A ideia de reparação, de retorno
e revisão do passado também é trabalhada nos arcos de Seb e Will (Cole Allen).
No caso de Seb o AVC que ele sofre torna o personagem preso às próprias
memórias, refém do passado e incapaz de sair dele. Há algo de poético e trágico
no fato dele acabar no mesmo asilo da ex-esposa e que eles se reaproximem
justamente por não reconhecerem um ao outro, como se eles estivessem fadados a
se encontrarem, mas são tão incompatíveis que só podem ficar juntos se não
conseguirem se lembrar do que fizeram um ao outro.
Já Will tenta literalmente viajar
no tempo para fazer os pais voltarem e de início toda a trama soa fantasiosa
demais mesmo para o regime de absurdo da série. Aos poucos, no entanto, e
principalmente no episódio final, o arco de Will vai se integrando melhor ao de
Jeff e Jill e tudo consegue ser amarrado. O que acontece não é uma viagem
literal no tempo, mas uma viagem metafórica, operada num nível sentimental, que
se amarra justamente com o tema da reparação que permeou toda a temporada. Para
que Jeff e Jill possam se reunir, precisam viajar de volta a um tempo em que se
amavam, em que o trauma da morte de Phil não pairava sobre eles. Para isso,
Jeff precisa antes reconhecer o trauma que tanto sufocou e a cena final mostra,
de maneira simbólica, como o casal consegue retornar a um tempo em que Phil
estava vivo e como isso reacende o sentimento deles.

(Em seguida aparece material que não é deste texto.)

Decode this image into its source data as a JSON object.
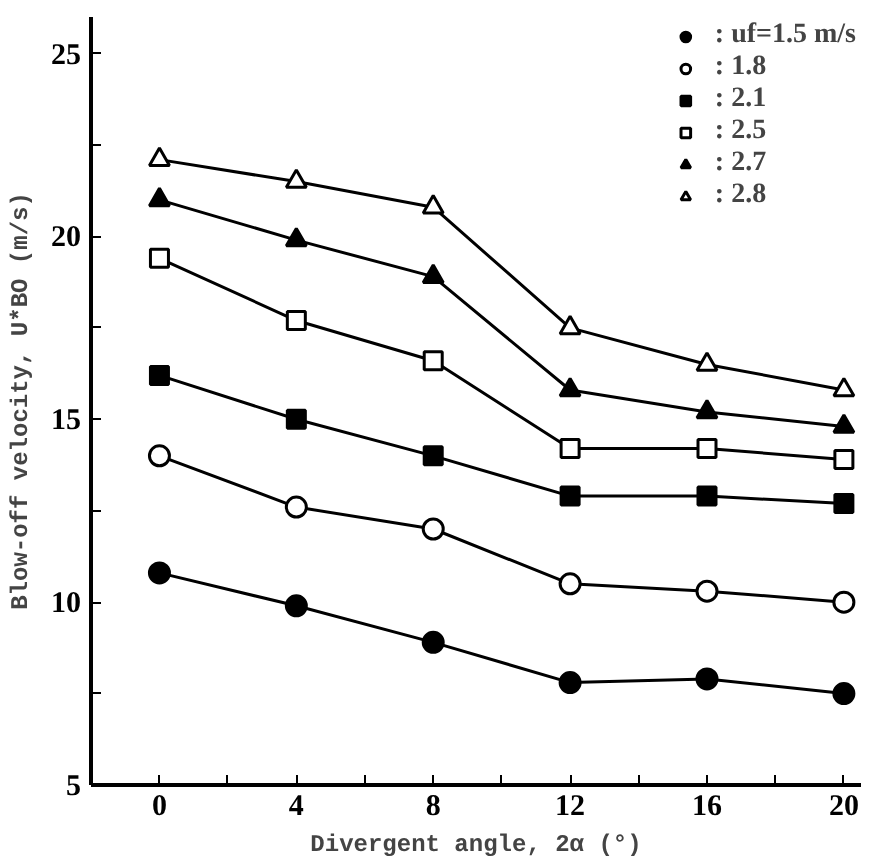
{
  "chart_data": {
    "type": "line",
    "xlabel": "Divergent angle, 2α (°)",
    "ylabel": "Blow-off velocity, U*BO (m/s)",
    "x": [
      0,
      4,
      8,
      12,
      16,
      20
    ],
    "series": [
      {
        "name": ": uf=1.5 m/s",
        "color": "#000000",
        "marker": "circle",
        "values": [
          10.8,
          9.9,
          8.9,
          7.8,
          7.9,
          7.5
        ]
      },
      {
        "name": ": 1.8",
        "color": "#000000",
        "marker": "circle_open",
        "values": [
          14.0,
          12.6,
          12.0,
          10.5,
          10.3,
          10.0
        ]
      },
      {
        "name": ": 2.1",
        "color": "#000000",
        "marker": "square",
        "values": [
          16.2,
          15.0,
          14.0,
          12.9,
          12.9,
          12.7
        ]
      },
      {
        "name": ": 2.5",
        "color": "#000000",
        "marker": "square_open",
        "values": [
          19.4,
          17.7,
          16.6,
          14.2,
          14.2,
          13.9
        ]
      },
      {
        "name": ": 2.7",
        "color": "#000000",
        "marker": "triangle",
        "values": [
          21.0,
          19.9,
          18.9,
          15.8,
          15.2,
          14.8
        ]
      },
      {
        "name": ": 2.8",
        "color": "#000000",
        "marker": "triangle_open",
        "values": [
          22.1,
          21.5,
          20.8,
          17.5,
          16.5,
          15.8
        ]
      }
    ],
    "xlim": [
      -2,
      20.5
    ],
    "ylim": [
      5,
      26
    ],
    "xticks": [
      0,
      {
        "value": 2,
        "label": null
      },
      4,
      {
        "value": 6,
        "label": null
      },
      8,
      {
        "value": 10,
        "label": null
      },
      12,
      {
        "value": 14,
        "label": null
      },
      16,
      {
        "value": 18,
        "label": null
      },
      20
    ],
    "yticks": [
      5,
      {
        "value": 7.5,
        "label": null
      },
      10,
      {
        "value": 12.5,
        "label": null
      },
      15,
      {
        "value": 17.5,
        "label": null
      },
      20,
      {
        "value": 22.5,
        "label": null
      },
      25
    ],
    "grid": false,
    "legend": "top right",
    "line_style": "solid"
  }
}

Além de todo o drama, a série
também oferece muitos momentos de comédia e de puro absurdo. O melhor exemplo é
o episódio envolvendo o enterro no mar da versão filipina do Sr. Picles e todo
caos que se instaura quando os Picles de diferentes países começam a atacar
Jeff e tudo se transforma em uma grande batalha corporal de apresentadores
infantis. O elo fraco da temporada é o que envolve os bonecos de conversa de
Jeff, já que mesmo no regime levemente fantasioso da série é difícil crer que
algo assim daria certo, que não seria proibido em vários países por questões de
privacidade em relação às crianças, além disso o funcionamento de toda a
estrutura de como Jeff interagiria com tantas pessoas nunca é explicado de
maneira convincente.
Esse, no entanto, é um problema
menor em uma temporada que acerta em aprofundar a análise dos traumas de seus
personagens e a possibilidade deles se reerguerem.